He drove off, and we continued to the sidewalk. When we got there Hemingway turned to face me and the other two fellows, who kept ahold of my arms.

“These guys don’t read,” he said. “That’s the problem with the common man. You can write about them and their lives and their noble hopeless struggle all you want, but they still don’t read your goddamn books.”

No one said anything, although Ferdinand made a buzzing sound as he flew around us.

“Shit, and I lost my cigar,” said Hemingway, looking at his empty right hand. “But no worries, I got a box of them in here.” He patted his briefcase. It looked like soft leather, a light brown, and it was the kind with a buckle instead of snaps. “I’ll share them with you guys. You like cigars? They’re fine good Cubans, Cohibas.” 

“I wouldn’t say no to a fine cigar,” said Bill, and he flicked his cigarette into the street.”

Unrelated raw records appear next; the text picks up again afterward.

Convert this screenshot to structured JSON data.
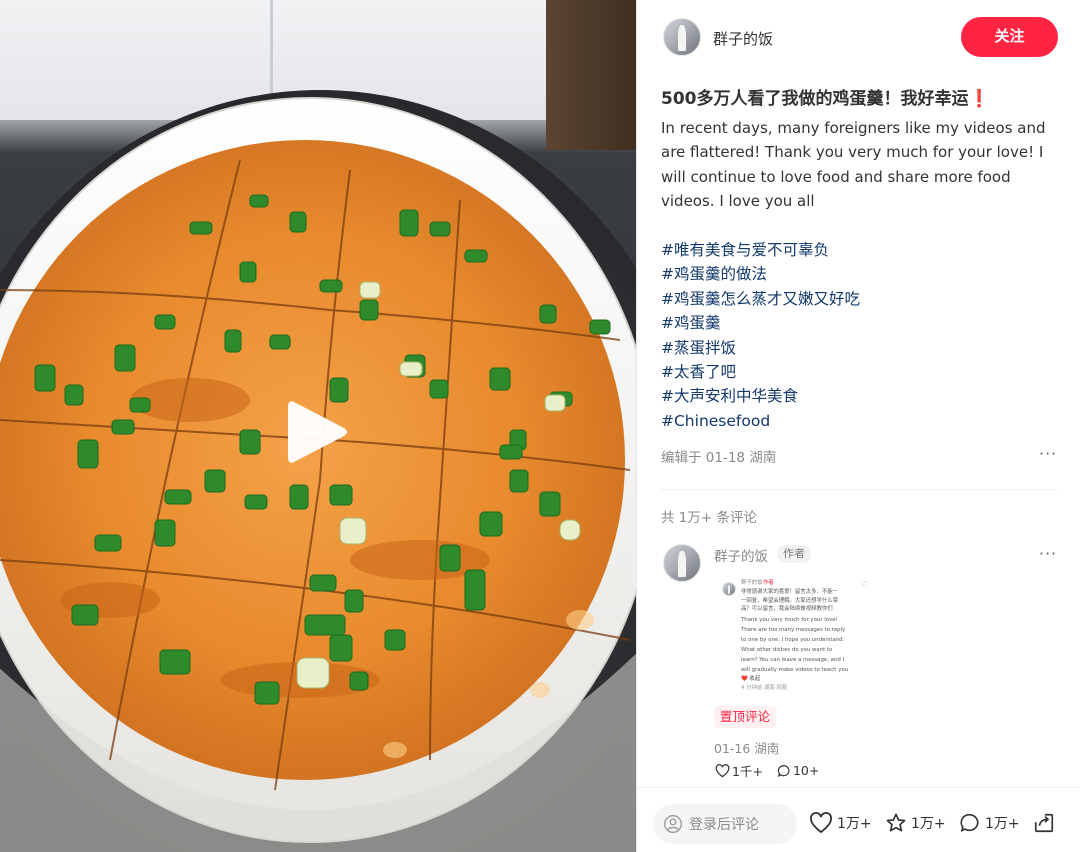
{
  "post": {
    "author": "群子的饭",
    "follow_label": "关注",
    "title": "500多万人看了我做的鸡蛋羹！我好幸运❗",
    "body": "In recent days, many foreigners like my videos and are flattered! Thank you very much for your love! I will continue to love food and share more food videos. I love you all",
    "hashtags": [
      "#唯有美食与爱不可辜负",
      "#鸡蛋羹的做法",
      "#鸡蛋羹怎么蒸才又嫩又好吃",
      "#鸡蛋羹",
      "#蒸蛋拌饭",
      "#太香了吧",
      "#大声安利中华美食",
      "#Chinesefood"
    ],
    "edit_info": "编辑于 01-18 湖南",
    "more": "···"
  },
  "comments": {
    "count_label": "共 1万+ 条评论",
    "pinned": {
      "author": "群子的饭",
      "badge": "作者",
      "more": "···",
      "image_text": {
        "author": "群子的饭",
        "badge": "作者",
        "lines": [
          "非常感谢大家的喜爱！留言太多，不能一",
          "一回复，希望会理解。大家还想学什么菜",
          "品？可以留言，我会陆续做视频教你们",
          "Thank you very much for your love!",
          "There are too many messages to reply",
          "to one by one. I hope you understand.",
          "What other dishes do you want to",
          "learn? You can leave a message, and I",
          "will gradually make videos to teach you",
          "❤️ 收起"
        ],
        "footer": "4 分钟前  湖南  回复"
      },
      "pinned_label": "置顶评论",
      "meta": "01-16 湖南",
      "likes": "1千+",
      "replies": "10+"
    }
  },
  "bottom_bar": {
    "input_placeholder": "登录后评论",
    "likes": "1万+",
    "collects": "1万+",
    "comments": "1万+"
  },
  "colors": {
    "accent": "#ff2442",
    "hashtag": "#13386c",
    "muted": "#8a8a8a"
  },
  "icons": {
    "play": "play-icon",
    "user": "user-icon",
    "heart": "heart-icon",
    "star": "star-icon",
    "comment": "comment-bubble-icon",
    "share": "share-icon"
  }
}
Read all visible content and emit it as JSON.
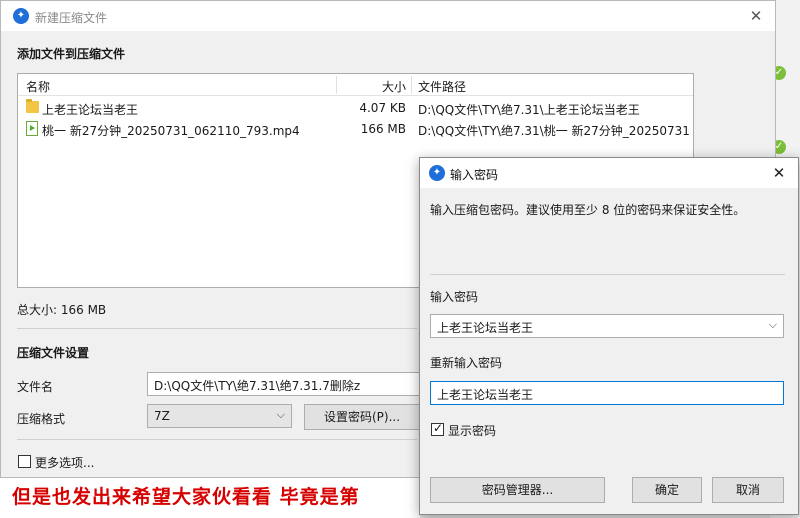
{
  "main_window": {
    "title": "新建压缩文件",
    "add_section_title": "添加文件到压缩文件",
    "columns": {
      "name": "名称",
      "size": "大小",
      "path": "文件路径"
    },
    "files": [
      {
        "icon": "folder-icon",
        "name": "上老王论坛当老王",
        "size": "4.07 KB",
        "path": "D:\\QQ文件\\TY\\绝7.31\\上老王论坛当老王"
      },
      {
        "icon": "video-file-icon",
        "name": "桃一 新27分钟_20250731_062110_793.mp4",
        "size": "166 MB",
        "path": "D:\\QQ文件\\TY\\绝7.31\\桃一 新27分钟_20250731..."
      }
    ],
    "total_size": "总大小: 166 MB",
    "settings_title": "压缩文件设置",
    "filename_label": "文件名",
    "filename_value": "D:\\QQ文件\\TY\\绝7.31\\绝7.31.7删除z",
    "format_label": "压缩格式",
    "format_value": "7Z",
    "set_password_label": "设置密码(P)...",
    "more_options_label": "更多选项..."
  },
  "background": {
    "red_banner_text": "但是也发出来希望大家伙看看 毕竟是第"
  },
  "password_dialog": {
    "title": "输入密码",
    "description": "输入压缩包密码。建议使用至少 8 位的密码来保证安全性。",
    "password_label": "输入密码",
    "password_value": "上老王论坛当老王",
    "reenter_label": "重新输入密码",
    "reenter_value": "上老王论坛当老王",
    "show_password_label": "显示密码",
    "show_password_checked": true,
    "manager_button": "密码管理器...",
    "ok_button": "确定",
    "cancel_button": "取消"
  }
}
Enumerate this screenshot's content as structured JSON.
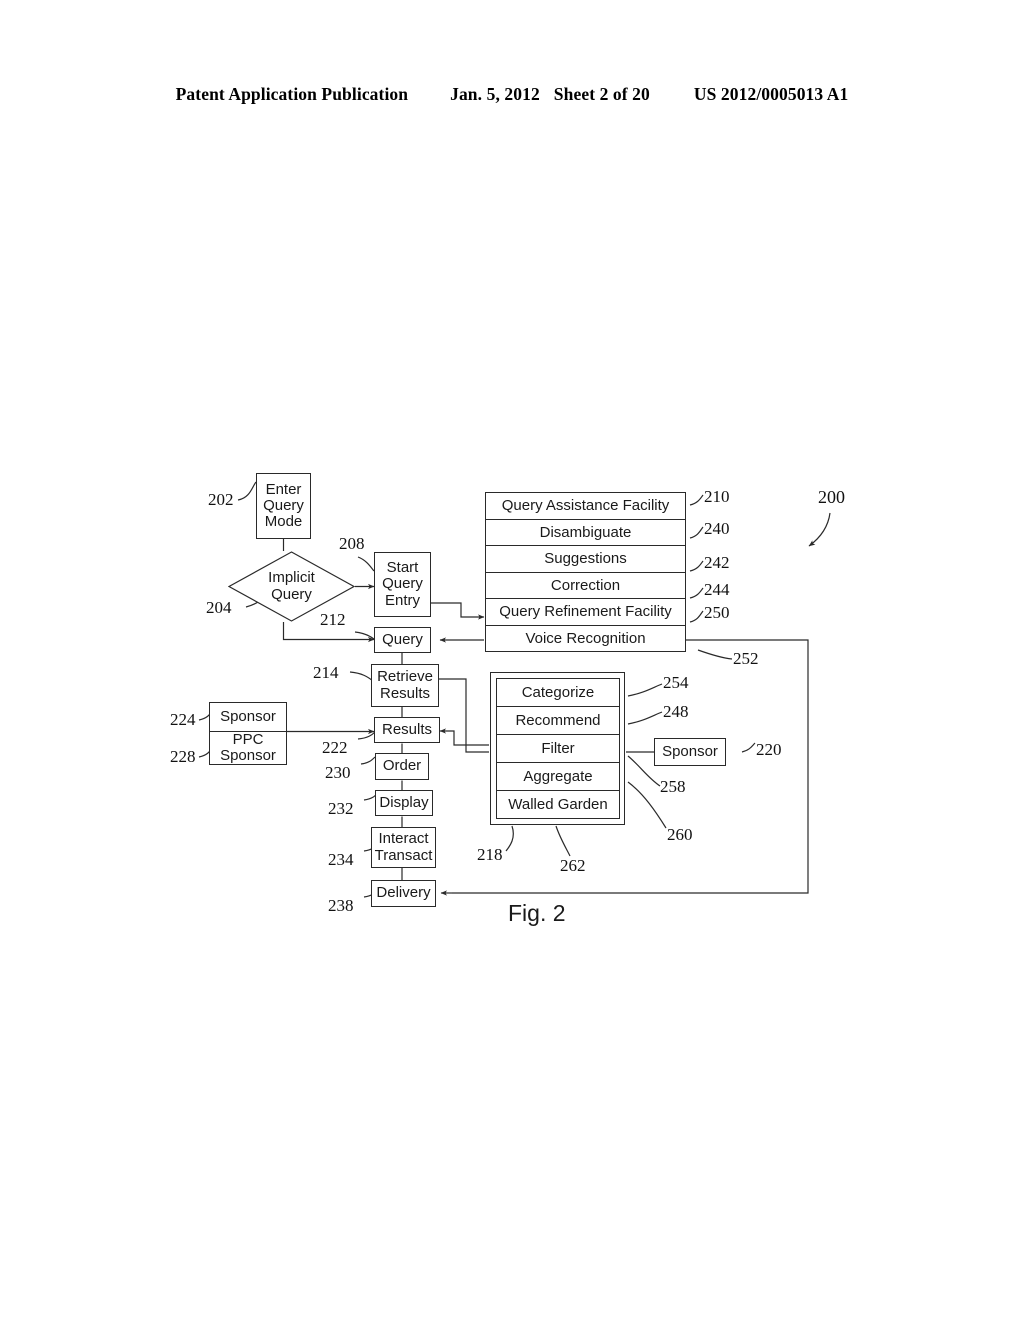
{
  "header": {
    "publication": "Patent Application Publication",
    "date": "Jan. 5, 2012",
    "sheet": "Sheet 2 of 20",
    "number": "US 2012/0005013 A1"
  },
  "figure": {
    "label": "Fig. 2",
    "system_ref": "200"
  },
  "nodes": {
    "enter_query_mode": {
      "line1": "Enter",
      "line2": "Query",
      "line3": "Mode",
      "ref": "202"
    },
    "implicit_query": {
      "line1": "Implicit",
      "line2": "Query",
      "ref": "204"
    },
    "start_query_entry": {
      "line1": "Start",
      "line2": "Query",
      "line3": "Entry",
      "ref": "208"
    },
    "query": {
      "line1": "Query",
      "ref": "212"
    },
    "retrieve_results": {
      "line1": "Retrieve",
      "line2": "Results",
      "ref": "214"
    },
    "results": {
      "line1": "Results",
      "ref": "222"
    },
    "order": {
      "line1": "Order",
      "ref": "230"
    },
    "display": {
      "line1": "Display",
      "ref": "232"
    },
    "interact_transact": {
      "line1": "Interact",
      "line2": "Transact",
      "ref": "234"
    },
    "delivery": {
      "line1": "Delivery",
      "ref": "238"
    },
    "sponsor_left": {
      "line1": "Sponsor",
      "ref": "224"
    },
    "ppc_sponsor": {
      "line1": "PPC",
      "line2": "Sponsor",
      "ref": "228"
    },
    "sponsor_right": {
      "line1": "Sponsor",
      "ref": "220"
    }
  },
  "query_facility_stack": {
    "rows": [
      {
        "label": "Query Assistance Facility",
        "ref": "210"
      },
      {
        "label": "Disambiguate",
        "ref": "240"
      },
      {
        "label": "Suggestions",
        "ref": "242"
      },
      {
        "label": "Correction",
        "ref": "244"
      },
      {
        "label": "Query Refinement Facility",
        "ref": "250"
      },
      {
        "label": "Voice Recognition",
        "ref": "252"
      }
    ]
  },
  "results_processing_stack": {
    "outer_ref": "218",
    "rows": [
      {
        "label": "Categorize",
        "ref": "254"
      },
      {
        "label": "Recommend",
        "ref": "248"
      },
      {
        "label": "Filter",
        "ref": "258"
      },
      {
        "label": "Aggregate",
        "ref": "260"
      },
      {
        "label": "Walled Garden",
        "ref": "262"
      }
    ]
  },
  "colors": {
    "line": "#2a2a2a",
    "text": "#1a1a1a",
    "background": "#ffffff"
  }
}
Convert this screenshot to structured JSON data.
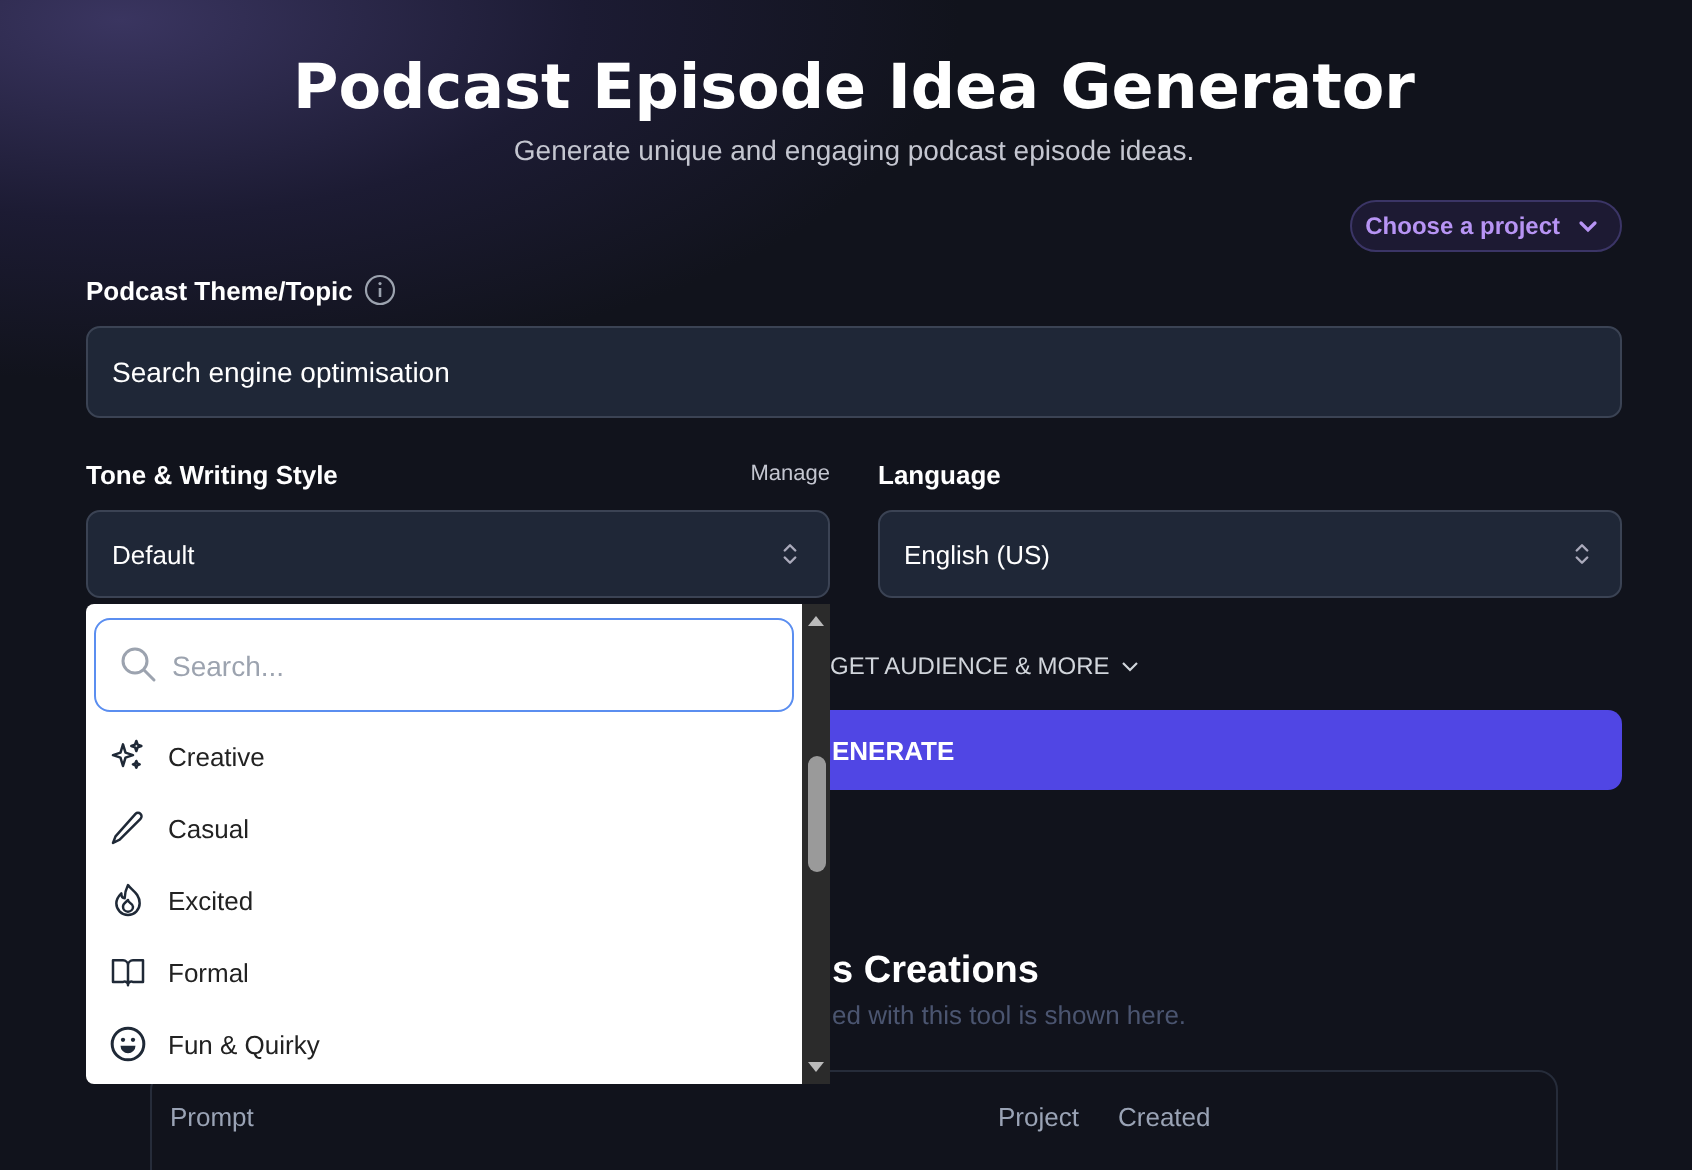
{
  "header": {
    "title": "Podcast Episode Idea Generator",
    "subtitle": "Generate unique and engaging podcast episode ideas."
  },
  "project_button": {
    "label": "Choose a project"
  },
  "topic": {
    "label": "Podcast Theme/Topic",
    "value": "Search engine optimisation"
  },
  "tone": {
    "label": "Tone & Writing Style",
    "manage_link": "Manage",
    "value": "Default"
  },
  "language": {
    "label": "Language",
    "value": "English (US)"
  },
  "advanced_toggle": {
    "label": "GET AUDIENCE & MORE"
  },
  "generate_button": {
    "label": "ENERATE"
  },
  "creations": {
    "title": "s Creations",
    "subtitle": "ed with this tool is shown here.",
    "table": {
      "columns": [
        "Prompt",
        "Project",
        "Created"
      ]
    }
  },
  "tone_dropdown": {
    "search": {
      "placeholder": "Search..."
    },
    "options": [
      {
        "label": "Creative",
        "kind": "sparkles"
      },
      {
        "label": "Casual",
        "kind": "pencil"
      },
      {
        "label": "Excited",
        "kind": "flame"
      },
      {
        "label": "Formal",
        "kind": "book"
      },
      {
        "label": "Fun & Quirky",
        "kind": "smile"
      }
    ]
  }
}
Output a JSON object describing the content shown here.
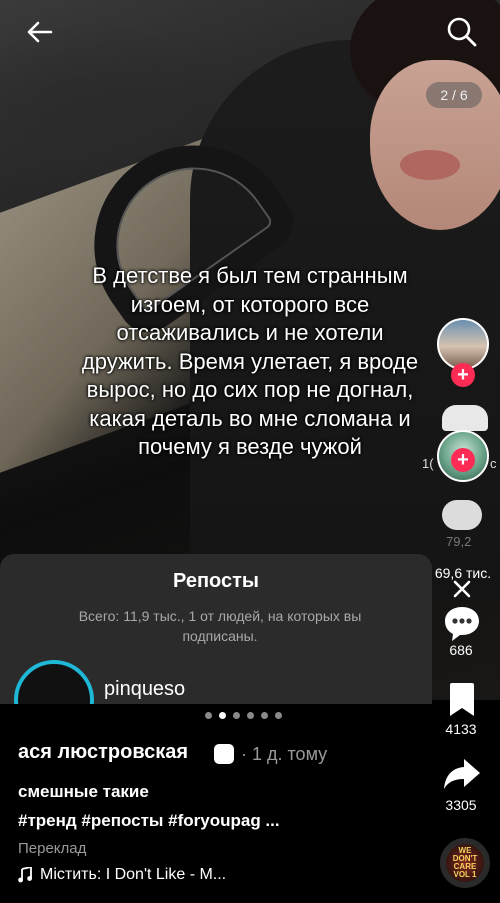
{
  "header": {
    "slide_counter": "2 / 6"
  },
  "caption": "В детстве я был тем странным изгоем, от которого все отсаживались и не хотели дружить. Время улетает, я вроде вырос, но до сих пор не догнал, какая деталь во мне сломана и почему я везде чужой",
  "rail": {
    "partial_left": "1(",
    "partial_right": "c",
    "partial_count": "79,2",
    "likes": "69,6 тис.",
    "comments": "686",
    "saves": "4133",
    "shares": "3305",
    "album_text": "WE DON'T CARE VOL 1"
  },
  "reposts_sheet": {
    "title": "Репосты",
    "subtitle": "Всего: 11,9 тыс., 1 от людей, на которых вы подписаны.",
    "user": "pinqueso"
  },
  "carousel": {
    "total": 6,
    "active": 1
  },
  "post": {
    "author": "ася люстровская",
    "time": "· 1 д. тому",
    "description": "смешные такие",
    "hashtags": "#тренд #репосты #foryoupag ...",
    "translate_label": "Переклад",
    "music_label": "Містить: I Don't Like - M..."
  },
  "colors": {
    "follow_accent": "#fe2c55",
    "story_ring": "#1fb8d6"
  }
}
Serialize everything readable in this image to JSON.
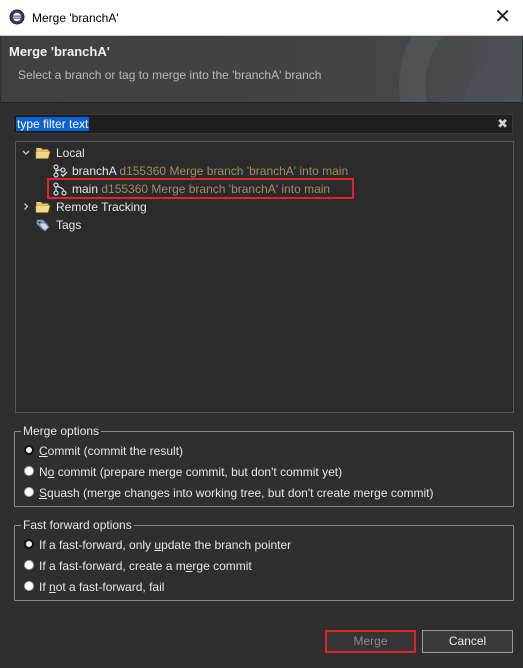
{
  "window": {
    "title": "Merge 'branchA'",
    "close_glyph": "✕"
  },
  "header": {
    "heading": "Merge 'branchA'",
    "subtitle": "Select a branch or tag to merge into the 'branchA' branch"
  },
  "filter": {
    "value": "type filter text",
    "clear_glyph": "✖"
  },
  "tree": {
    "local": {
      "label": "Local",
      "expanded": true,
      "branches": [
        {
          "name": "branchA",
          "commit": "d155360 Merge branch 'branchA' into main",
          "icon": "branch-checked-out-icon"
        },
        {
          "name": "main",
          "commit": "d155360 Merge branch 'branchA' into main",
          "icon": "branch-icon",
          "selected": true
        }
      ]
    },
    "remote": {
      "label": "Remote Tracking",
      "expanded": false
    },
    "tags": {
      "label": "Tags"
    }
  },
  "merge_options": {
    "legend": "Merge options",
    "selected": "commit",
    "items": [
      {
        "id": "commit",
        "mnemonic": "C",
        "rest": "ommit (commit the result)"
      },
      {
        "id": "no-commit",
        "pre": "N",
        "mnemonic": "o",
        "rest": " commit (prepare merge commit, but don't commit yet)"
      },
      {
        "id": "squash",
        "mnemonic": "S",
        "rest": "quash (merge changes into working tree, but don't create merge commit)"
      }
    ]
  },
  "ff_options": {
    "legend": "Fast forward options",
    "selected": "ff",
    "items": [
      {
        "id": "ff",
        "pre": "If a fast-forward, only ",
        "mnemonic": "u",
        "rest": "pdate the branch pointer"
      },
      {
        "id": "no-ff",
        "pre": "If a fast-forward, create a m",
        "mnemonic": "e",
        "rest": "rge commit"
      },
      {
        "id": "ff-only",
        "pre": "If ",
        "mnemonic": "n",
        "rest": "ot a fast-forward, fail"
      }
    ]
  },
  "buttons": {
    "merge": "Merge",
    "cancel": "Cancel"
  },
  "colors": {
    "highlight_border": "#e0242b",
    "selection_blue": "#0b61d1",
    "commit_meta": "#a08c61"
  }
}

Jack took a drag of his own cigarette, and then flicked it off into the street as well.

“The noble cigar of the warm Cuban nights,” he said. “The patient calm peone family in their little shack, rolling cigars together, thinking not of time and of death but only of the next cigar to be rolled, in endless succession, the noble cigar redolent of the rich peasant earth.”

“Me, I love a good Cuban,” said Ferdinand, who flew around in a slow orbit around my head.

“I’ll bet you do, little fella,” said Hemingway. “I’ll bet you do.” He wiped the raindrops from his forehead with the back of his great hairy arm and looked at me. “Doesn’t a nice Cuban cigar sound good, Porter, or Arnold, or whatever it is?”

“I’ve mivven up mogen,” I said.


“Niven nup zmogen,” I said.

“Can’t understand a word you’re saying.”

“He says he’s given up smoking,” said Ferdinand.

“Oh,” said Hemingway.

“Wants to live to a ripe old age,” said my friend the fly.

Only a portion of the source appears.